In the most recent issue of the Twitter Files, independent journalist Matt Taibbi revealed a scam on the social media platform that implicated most major corporate media news outlets in promoting false claims of Russian disinformation.
It included the 2017 Alabama U.S. Senate race, which had then-Democrat candidate Doug Jones pull off an upset against Republican nominee Roy Moore.
Hamilton 68 was a digital “dashboard” that claimed to trace “Russian disinformation” and its influence in america by analyzing the behavior of over 600 accounts it identified as Russian bots or pushing “Russian influence activities.”
In keeping with Taibbi, major news outlets in america used Hamilton 68 — created by former FBI agent Clint Watts — as a source for a whole bunch of stories related to Russian disinformation. Nevertheless, Taibbi reported the dashboard itself was based on fraudulent data, and the alleged Russian bots were mostly atypical users unaware their account had been an element of the list.
https://t.co/0yk0y7VlGX outlets for years cited Watts and Hamilton 68 when claiming Russian bots were “amplifying” an infinite parade of social media causes – against strikes in Syria, in support of Fox host Laura Ingraham, the campaigns of each Donald Trump and Bernie Sanders. pic.twitter.com/Qwf5UuKUkb
— Matt Taibbi (@mtaibbi) January 27, 2023
“Virtually every major news organization in America is implicated, including NBC, CBS, ABC, PBS, CNN, MSNBC, The Recent York Times and the Washington Post. Mother Jones alone did not less than 14 stories pegged to the group’s research,'” Taibbi said. “Even fact-checking sites like Politifact and Snopes cited Hamilton 68 as a source… The accounts Hamilton 68 claimed were linked to ‘Russian influence activities online’ weren’t only overwhelmingly English-language (86%), but mostly ‘legitimate people,’ largely within the U.S., Canada and Britain.”
14. In layman’s terms, the Hamilton 68 barely had any Russians. The truth is, other than a number of RT accounts, it’s mostly filled with atypical Americans, Canadians, and British.
— Matt Taibbi (@mtaibbi) January 27, 2023
The incontrovertible fact that the accounts listed as Russian bots were neither “strongly Russian nor strongly bots” was no accident, Taibbi said, but an intentional “scam” against “conservative circles.”
“As an alternative of tracking how ‘Russia’ influenced American attitudes, Hamilton 68 simply collected a handful of mostly real, mostly American accounts and described their organic conversations as Russian scheming,” he outlined.” As [former Twitter executive Yoel] Roth put it, ‘Virtually any conclusion drawn from [the dashboard] will take conversations in conservative circles on Twitter and accuse them of being Russian.'”

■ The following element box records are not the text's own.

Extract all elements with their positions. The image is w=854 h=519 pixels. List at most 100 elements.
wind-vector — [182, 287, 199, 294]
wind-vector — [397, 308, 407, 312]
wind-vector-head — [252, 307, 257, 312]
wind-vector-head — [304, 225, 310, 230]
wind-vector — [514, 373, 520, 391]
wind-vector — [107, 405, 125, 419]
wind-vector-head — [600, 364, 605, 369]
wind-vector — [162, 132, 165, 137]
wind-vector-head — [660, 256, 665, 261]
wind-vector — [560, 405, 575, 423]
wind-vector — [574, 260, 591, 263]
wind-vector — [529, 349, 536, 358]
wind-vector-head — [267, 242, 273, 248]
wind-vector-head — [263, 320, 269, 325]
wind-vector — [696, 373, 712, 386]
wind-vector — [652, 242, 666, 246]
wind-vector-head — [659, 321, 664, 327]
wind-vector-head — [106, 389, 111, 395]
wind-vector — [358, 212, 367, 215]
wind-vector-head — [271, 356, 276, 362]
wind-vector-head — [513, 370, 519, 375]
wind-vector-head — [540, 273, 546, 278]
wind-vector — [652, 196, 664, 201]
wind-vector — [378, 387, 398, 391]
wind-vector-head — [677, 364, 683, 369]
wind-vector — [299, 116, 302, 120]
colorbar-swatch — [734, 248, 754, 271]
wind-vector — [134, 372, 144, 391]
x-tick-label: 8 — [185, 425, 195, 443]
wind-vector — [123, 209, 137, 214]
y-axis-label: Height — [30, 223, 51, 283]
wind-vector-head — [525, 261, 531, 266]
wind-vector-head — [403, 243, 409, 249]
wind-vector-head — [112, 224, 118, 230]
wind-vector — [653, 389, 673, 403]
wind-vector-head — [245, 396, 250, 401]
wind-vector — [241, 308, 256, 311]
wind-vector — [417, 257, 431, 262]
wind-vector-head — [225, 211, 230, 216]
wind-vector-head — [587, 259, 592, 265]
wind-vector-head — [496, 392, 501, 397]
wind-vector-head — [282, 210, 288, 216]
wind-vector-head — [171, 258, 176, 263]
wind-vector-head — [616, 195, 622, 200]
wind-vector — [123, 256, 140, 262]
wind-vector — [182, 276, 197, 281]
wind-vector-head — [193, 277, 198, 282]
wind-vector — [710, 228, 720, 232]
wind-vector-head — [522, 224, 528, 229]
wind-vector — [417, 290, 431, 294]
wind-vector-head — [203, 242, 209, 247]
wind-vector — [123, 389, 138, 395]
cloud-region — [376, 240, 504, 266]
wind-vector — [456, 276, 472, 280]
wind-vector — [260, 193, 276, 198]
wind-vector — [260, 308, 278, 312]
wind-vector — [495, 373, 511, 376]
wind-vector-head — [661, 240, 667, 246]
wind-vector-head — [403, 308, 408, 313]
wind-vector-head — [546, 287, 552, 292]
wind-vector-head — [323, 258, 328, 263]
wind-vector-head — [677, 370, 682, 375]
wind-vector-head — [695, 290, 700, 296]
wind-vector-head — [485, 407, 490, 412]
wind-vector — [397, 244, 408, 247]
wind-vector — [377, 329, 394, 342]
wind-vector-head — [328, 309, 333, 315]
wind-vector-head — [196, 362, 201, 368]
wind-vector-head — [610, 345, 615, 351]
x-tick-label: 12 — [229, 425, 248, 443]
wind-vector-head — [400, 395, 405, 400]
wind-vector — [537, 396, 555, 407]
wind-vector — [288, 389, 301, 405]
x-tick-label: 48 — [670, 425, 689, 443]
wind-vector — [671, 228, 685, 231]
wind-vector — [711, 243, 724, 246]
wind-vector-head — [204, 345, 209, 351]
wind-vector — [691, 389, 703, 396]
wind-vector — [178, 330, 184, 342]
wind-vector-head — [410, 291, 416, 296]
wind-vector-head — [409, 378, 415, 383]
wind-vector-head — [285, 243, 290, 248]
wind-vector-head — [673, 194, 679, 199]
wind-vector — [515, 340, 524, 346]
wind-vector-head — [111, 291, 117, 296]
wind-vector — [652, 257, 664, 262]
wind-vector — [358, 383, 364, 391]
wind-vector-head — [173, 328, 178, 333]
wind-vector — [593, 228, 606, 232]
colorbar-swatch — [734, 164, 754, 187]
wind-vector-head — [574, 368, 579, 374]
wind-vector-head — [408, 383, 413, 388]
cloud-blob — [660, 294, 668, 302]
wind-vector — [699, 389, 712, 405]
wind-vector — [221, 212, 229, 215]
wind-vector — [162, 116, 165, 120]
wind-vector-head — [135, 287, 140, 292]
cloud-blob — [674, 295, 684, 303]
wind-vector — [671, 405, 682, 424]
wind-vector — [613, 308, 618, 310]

Alabamians could also be accustomed to false claims of Russian bot interference after Jonathon Morgan, chief executive of the research firm Recent Knowledge, used similar tactics throughout the 2017 U.S. Senate race. In keeping with Taibbi, Morgan was a “key figure related to Hamilton 68.”
“Jonathon Morgan … was outed for faking a Russian influence operation within the Alabama Senate Race,” Taibbi said. “He used Hamilton-like tactics to create online chatter about Republican Roy Moore having Russian bot support, got caught, and suffered the indignity of getting what he called a ‘small experiment’ described as a ‘false flag’ operation within the Recent York Times.”
Nevertheless, even after Morgan’s plans were exposed and Twitter itself questioned revealing Hamilton 68’s fake list of Russian bots, the news stories of Russian disinformation, citing the dashboard as a essential source, kept coming through 2018.
29.Hamilton 68 was used as a source to say Russian influence in an astonishing array of stories stories: support for Brett Kavanaugh or the Devin Nunes memo, the Parkland shooting, manipulation of black voters, “attacks” on the Mueller investigation… pic.twitter.com/GU9UCBLEeO
— Matt Taibbi (@mtaibbi) January 27, 2023
“These stories are still having a big impact on American culture and politics and played significant roles within the 2018 and 2020 election cycles, placing downward pressure on the Sanders, Trump and Gabbard campaigns while boosting the likes of Joe Biden (steadily depicted as a ‘goal’ of Russian bots),” Taibbi said. “Within the wake of any online controversy, be it the Colin Kaepernick saga or gun control debates after mass shootings, reporters raced to say ‘Russian bots’ were attempting to ‘sow division,’ often using Hamilton or an outfit prefer it to bolster their claims.”
“Before, we could only speculate. Now we all know: the ‘Russian threat’ was, on this case not less than, only a bunch of atypical Americans, dressed as much as seem like a Red Menace,” Taibbi concluded.
Hamilton 68 was taken offline in 2018. Nevertheless, an identical dashboard, Hamilton 2.0, was launched in September 2019.